The obvious involvement of life-processes in biotechnology inventions has frequently led to confusion and misunderstanding by opponents of biotechnology and those
not involved in the field. Protestors have called for an end to patenting “life”, and it is apparent that some observers view patenting in biotechnology as a means for
companies to claim ownership of naturally occurring entities such as plants, microbes, or genes. Such a perspective has no basis in reality. Patents protect inventions,
and inventions by definition involve utility. Thus it is not possible to convince the U.S. Patent Office to issue a patent simply covering a newly discovered gene,
microbial species, etc. without clear and demonstrable indication of the practical application for that discovery. And, when issued, the patent will cover that practical
application, not the natural entity itself. Put simply, it is not sufficient merely to “discover”. One must also “invent”, i.e. demonstrate a practical application.

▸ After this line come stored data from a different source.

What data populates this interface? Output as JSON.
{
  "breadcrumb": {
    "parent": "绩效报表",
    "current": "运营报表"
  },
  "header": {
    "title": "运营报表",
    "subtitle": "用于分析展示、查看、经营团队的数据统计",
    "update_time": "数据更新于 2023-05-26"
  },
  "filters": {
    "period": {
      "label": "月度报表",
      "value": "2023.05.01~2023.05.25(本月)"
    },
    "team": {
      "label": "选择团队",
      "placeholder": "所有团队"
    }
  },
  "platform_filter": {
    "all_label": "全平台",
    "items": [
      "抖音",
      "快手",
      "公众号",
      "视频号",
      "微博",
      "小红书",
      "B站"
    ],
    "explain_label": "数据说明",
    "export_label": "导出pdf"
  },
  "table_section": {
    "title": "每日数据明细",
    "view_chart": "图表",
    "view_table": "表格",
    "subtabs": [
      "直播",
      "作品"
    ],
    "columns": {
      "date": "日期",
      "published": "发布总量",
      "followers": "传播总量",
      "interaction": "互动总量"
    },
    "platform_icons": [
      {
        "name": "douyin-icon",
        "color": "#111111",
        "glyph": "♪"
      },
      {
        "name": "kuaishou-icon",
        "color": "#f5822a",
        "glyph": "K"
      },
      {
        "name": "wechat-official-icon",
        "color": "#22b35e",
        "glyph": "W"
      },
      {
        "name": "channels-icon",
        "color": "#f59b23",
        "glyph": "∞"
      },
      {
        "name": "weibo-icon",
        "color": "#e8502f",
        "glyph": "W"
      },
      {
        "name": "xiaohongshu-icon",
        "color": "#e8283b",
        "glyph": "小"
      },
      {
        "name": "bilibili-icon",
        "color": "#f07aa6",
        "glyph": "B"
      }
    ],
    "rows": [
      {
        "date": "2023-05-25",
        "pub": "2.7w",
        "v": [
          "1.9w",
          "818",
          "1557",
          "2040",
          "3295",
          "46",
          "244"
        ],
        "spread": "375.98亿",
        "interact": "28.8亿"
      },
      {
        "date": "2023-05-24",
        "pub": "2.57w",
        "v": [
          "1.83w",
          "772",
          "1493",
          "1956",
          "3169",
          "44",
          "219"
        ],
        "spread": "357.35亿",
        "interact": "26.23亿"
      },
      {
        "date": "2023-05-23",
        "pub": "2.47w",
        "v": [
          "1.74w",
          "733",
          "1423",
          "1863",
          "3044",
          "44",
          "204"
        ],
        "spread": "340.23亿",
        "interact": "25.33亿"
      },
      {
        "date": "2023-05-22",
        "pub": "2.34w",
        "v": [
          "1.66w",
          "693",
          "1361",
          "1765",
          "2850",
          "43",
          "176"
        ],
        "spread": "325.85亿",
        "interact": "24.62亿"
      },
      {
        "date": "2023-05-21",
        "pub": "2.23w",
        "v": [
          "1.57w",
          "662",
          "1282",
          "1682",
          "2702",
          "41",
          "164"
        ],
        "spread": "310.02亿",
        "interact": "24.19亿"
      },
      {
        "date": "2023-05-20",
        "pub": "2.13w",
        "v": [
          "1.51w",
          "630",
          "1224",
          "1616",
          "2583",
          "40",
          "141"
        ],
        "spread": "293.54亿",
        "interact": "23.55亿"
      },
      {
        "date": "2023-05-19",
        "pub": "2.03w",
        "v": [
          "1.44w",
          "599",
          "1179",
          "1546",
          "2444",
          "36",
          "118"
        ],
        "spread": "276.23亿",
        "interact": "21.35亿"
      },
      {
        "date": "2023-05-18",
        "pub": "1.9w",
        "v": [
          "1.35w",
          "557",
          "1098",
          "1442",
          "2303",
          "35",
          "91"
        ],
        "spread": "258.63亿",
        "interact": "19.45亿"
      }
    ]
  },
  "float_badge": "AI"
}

This
requirement for utility is just as true of patents protecting apparently simple entities such as genes as it is of those protecting inventions which represent complex
assemblies and constructions. (The class of patents known as Plant Variety Protection might be thought of as an exception to this rule. However, the protected plant
variety will again have been derived through inventive selection, identification, and/or breeding, with a specific application in mind, and it is that inventiveness directed
at a stated application which, if unique, will secure the patent.)